When:
Tuesday, March 6, 2018
4:00 PM - 5:00 PM CT
Where: Technological Institute, F160, 2145 Sheridan Road, Evanston, IL 60208 map it
Audience: Faculty/Staff - Student - Public - Post Docs/Docs - Graduate Students
Contact:
Pamela Villalovoz
(847) 491-3644
Group: Physics and Astronomy Astrophysics Seminars
Category: Academic
Title: The Evolution, Influence, and Ultimate Fate of Massive Stars: Transient Phenomena and Stellar Astrophysics in the Era of Wide-Field Surveys
Speaker: Maria Drout, Carnegie Institute for Science
Host: Giacomo Terreran
Abstract: An improved understanding of the lifecycle of massive stars benefits every subfield in astrophysics. Through their ionizing radiation, powerful stellar winds, nucleosynthesis, and deaths as supernova (SN) explosions, massive stars give birth to black holes and neutron stars, while stoking the dynamical and chemical evolution of the universe.

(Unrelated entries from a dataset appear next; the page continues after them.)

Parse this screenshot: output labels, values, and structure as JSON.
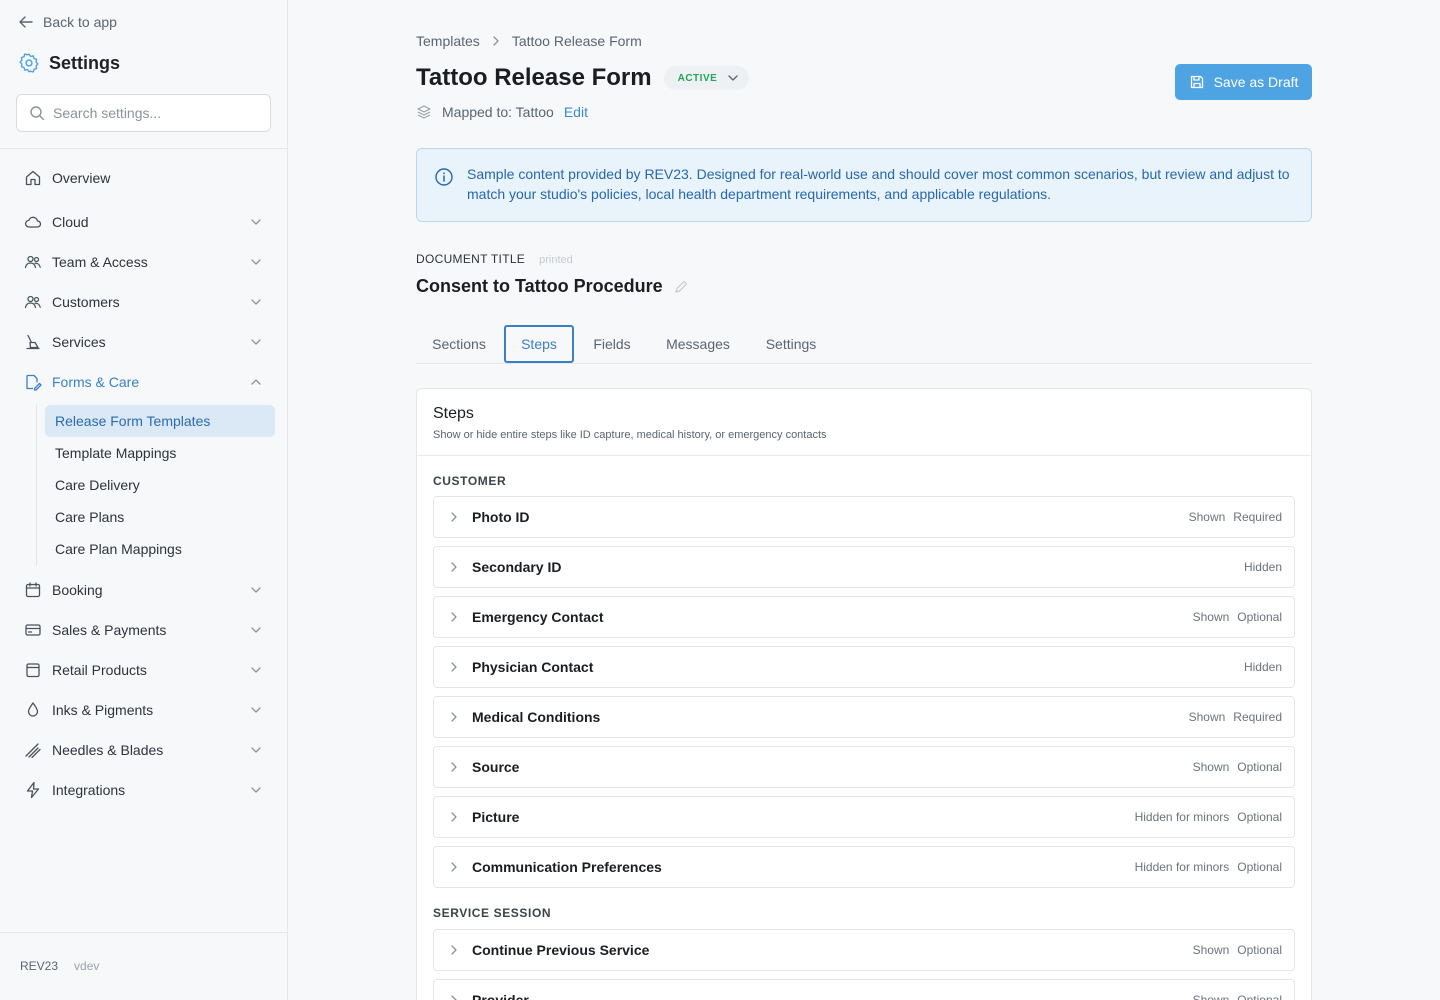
{
  "sidebar": {
    "back_label": "Back to app",
    "title": "Settings",
    "search_placeholder": "Search settings...",
    "items": [
      {
        "label": "Overview",
        "icon": "home-icon"
      },
      {
        "label": "Cloud",
        "icon": "cloud-icon"
      },
      {
        "label": "Team & Access",
        "icon": "team-icon"
      },
      {
        "label": "Customers",
        "icon": "customers-icon"
      },
      {
        "label": "Services",
        "icon": "tattoo-machine-icon"
      },
      {
        "label": "Forms & Care",
        "icon": "forms-icon"
      },
      {
        "label": "Booking",
        "icon": "calendar-icon"
      },
      {
        "label": "Sales & Payments",
        "icon": "credit-card-icon"
      },
      {
        "label": "Retail Products",
        "icon": "bag-icon"
      },
      {
        "label": "Inks & Pigments",
        "icon": "ink-drop-icon"
      },
      {
        "label": "Needles & Blades",
        "icon": "needles-icon"
      },
      {
        "label": "Integrations",
        "icon": "lightning-icon"
      }
    ],
    "subitems": [
      {
        "label": "Release Form Templates"
      },
      {
        "label": "Template Mappings"
      },
      {
        "label": "Care Delivery"
      },
      {
        "label": "Care Plans"
      },
      {
        "label": "Care Plan Mappings"
      }
    ],
    "footer": {
      "brand": "REV23",
      "version": "vdev"
    }
  },
  "breadcrumb": {
    "parent": "Templates",
    "current": "Tattoo Release Form"
  },
  "header": {
    "title": "Tattoo Release Form",
    "status": "ACTIVE",
    "mapped_label": "Mapped to: Tattoo",
    "edit_label": "Edit",
    "save_label": "Save as Draft"
  },
  "info_banner": "Sample content provided by REV23. Designed for real-world use and should cover most common scenarios, but review and adjust to match your studio's policies, local health department requirements, and applicable regulations.",
  "document": {
    "label": "DOCUMENT TITLE",
    "printed_note": "printed",
    "title": "Consent to Tattoo Procedure"
  },
  "tabs": [
    {
      "label": "Sections"
    },
    {
      "label": "Steps"
    },
    {
      "label": "Fields"
    },
    {
      "label": "Messages"
    },
    {
      "label": "Settings"
    }
  ],
  "steps_card": {
    "title": "Steps",
    "description": "Show or hide entire steps like ID capture, medical history, or emergency contacts",
    "groups": [
      {
        "label": "CUSTOMER",
        "steps": [
          {
            "name": "Photo ID",
            "visibility": "Shown",
            "requirement": "Required"
          },
          {
            "name": "Secondary ID",
            "visibility": "Hidden",
            "requirement": ""
          },
          {
            "name": "Emergency Contact",
            "visibility": "Shown",
            "requirement": "Optional"
          },
          {
            "name": "Physician Contact",
            "visibility": "Hidden",
            "requirement": ""
          },
          {
            "name": "Medical Conditions",
            "visibility": "Shown",
            "requirement": "Required"
          },
          {
            "name": "Source",
            "visibility": "Shown",
            "requirement": "Optional"
          },
          {
            "name": "Picture",
            "visibility": "Hidden for minors",
            "requirement": "Optional"
          },
          {
            "name": "Communication Preferences",
            "visibility": "Hidden for minors",
            "requirement": "Optional"
          }
        ]
      },
      {
        "label": "SERVICE SESSION",
        "steps": [
          {
            "name": "Continue Previous Service",
            "visibility": "Shown",
            "requirement": "Optional"
          },
          {
            "name": "Provider",
            "visibility": "Shown",
            "requirement": "Optional"
          }
        ]
      }
    ]
  },
  "colors": {
    "accent": "#3b7fc4",
    "save_button": "#4ea3e3",
    "active_status": "#23a55a",
    "info_bg": "#e9f3fc"
  }
}
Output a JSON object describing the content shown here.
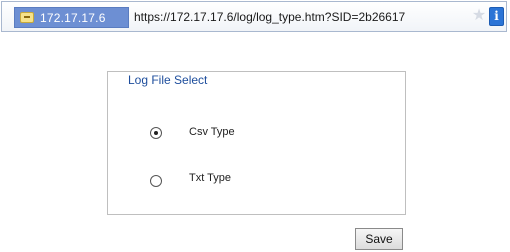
{
  "browser": {
    "site_host": "172.17.17.6",
    "url": "https://172.17.17.6/log/log_type.htm?SID=2b26617",
    "star_icon": "star-icon",
    "info_icon": "info-icon"
  },
  "log_file_select": {
    "legend": "Log File Select",
    "options": [
      {
        "label": "Csv Type",
        "selected": true
      },
      {
        "label": "Txt Type",
        "selected": false
      }
    ]
  },
  "actions": {
    "save_label": "Save"
  }
}
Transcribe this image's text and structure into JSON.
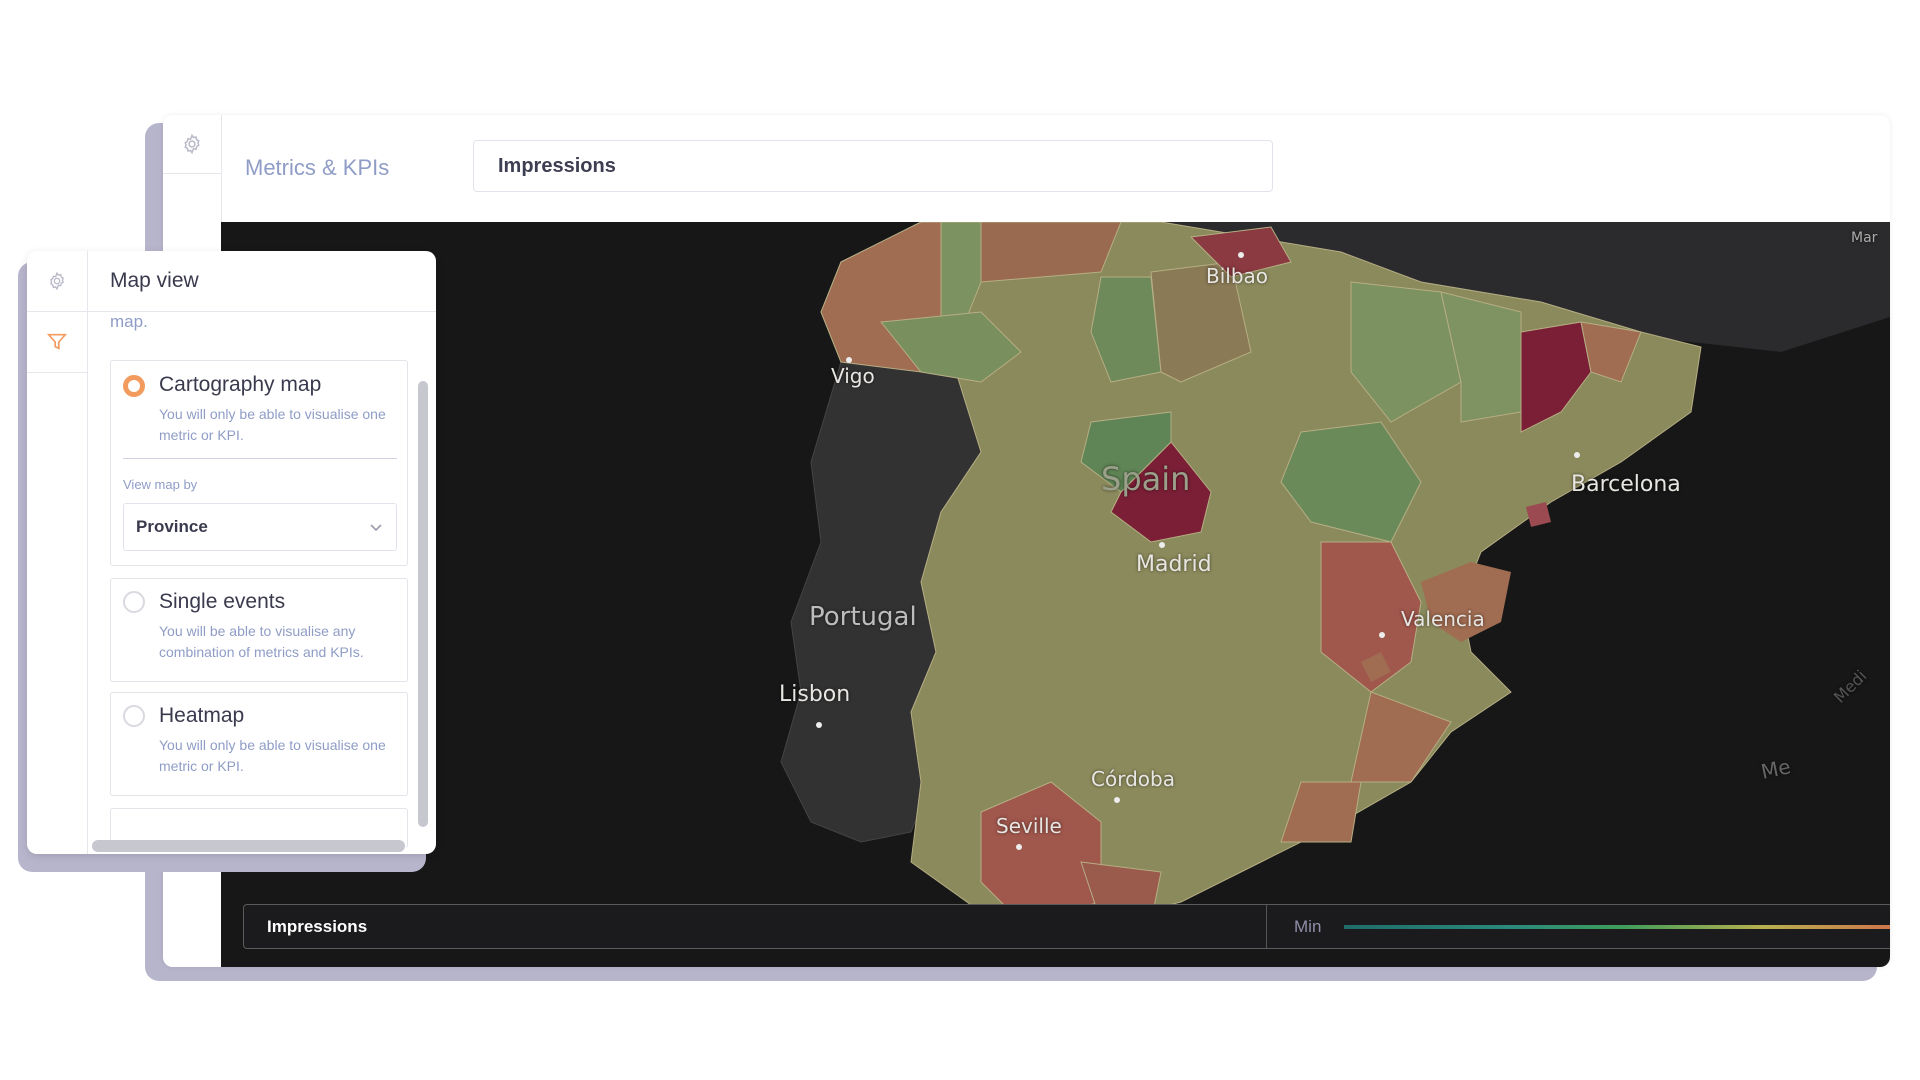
{
  "header": {
    "title": "Metrics & KPIs",
    "metric_value": "Impressions"
  },
  "panel": {
    "title": "Map view",
    "clipped_text": "map.",
    "options": [
      {
        "title": "Cartography map",
        "description": "You will only be able to visualise one metric or KPI.",
        "selected": true
      },
      {
        "title": "Single events",
        "description": "You will be able to visualise any combination of metrics and KPIs.",
        "selected": false
      },
      {
        "title": "Heatmap",
        "description": "You will only be able to visualise one metric or KPI.",
        "selected": false
      }
    ],
    "view_map_by_label": "View map by",
    "view_map_by_value": "Province"
  },
  "map": {
    "labels": {
      "spain": "Spain",
      "portugal": "Portugal",
      "bilbao": "Bilbao",
      "vigo": "Vigo",
      "barcelona": "Barcelona",
      "madrid": "Madrid",
      "valencia": "Valencia",
      "lisbon": "Lisbon",
      "cordoba": "Córdoba",
      "seville": "Seville",
      "mar": "Mar",
      "me": "Me",
      "medi": "Medi"
    }
  },
  "legend": {
    "metric": "Impressions",
    "min_label": "Min"
  },
  "colors": {
    "accent": "#f39b5e",
    "link": "#8f9dc6",
    "map_background": "#171717",
    "region_green": "#6e8a5a",
    "region_olive": "#8b8a5c",
    "region_salmon": "#a06c52",
    "region_maroon": "#7a1f36"
  }
}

Although the study of massive stars is one of the oldest subfields in astronomy, the recent advent of wide-field time-domain surveys has launched an upheaval in field of stellar evolution. By opening new regimes of the dynamic sky, we have uncovered new types of astronomical transients, challenged our views on the mass loss that can occur in the final years before core collapse, and expanded our awareness of the range of possible final states in the evolution of massive stars. In this talk, I will highlight on-going efforts to constrain the evolution, influence, and ultimate fate of massive stars, using observations of both transient phenomena and resolved massive star populations in local group galaxies. Throughout, I will use the possible evolutionary history of a close neutron star binary as a theme and motivation.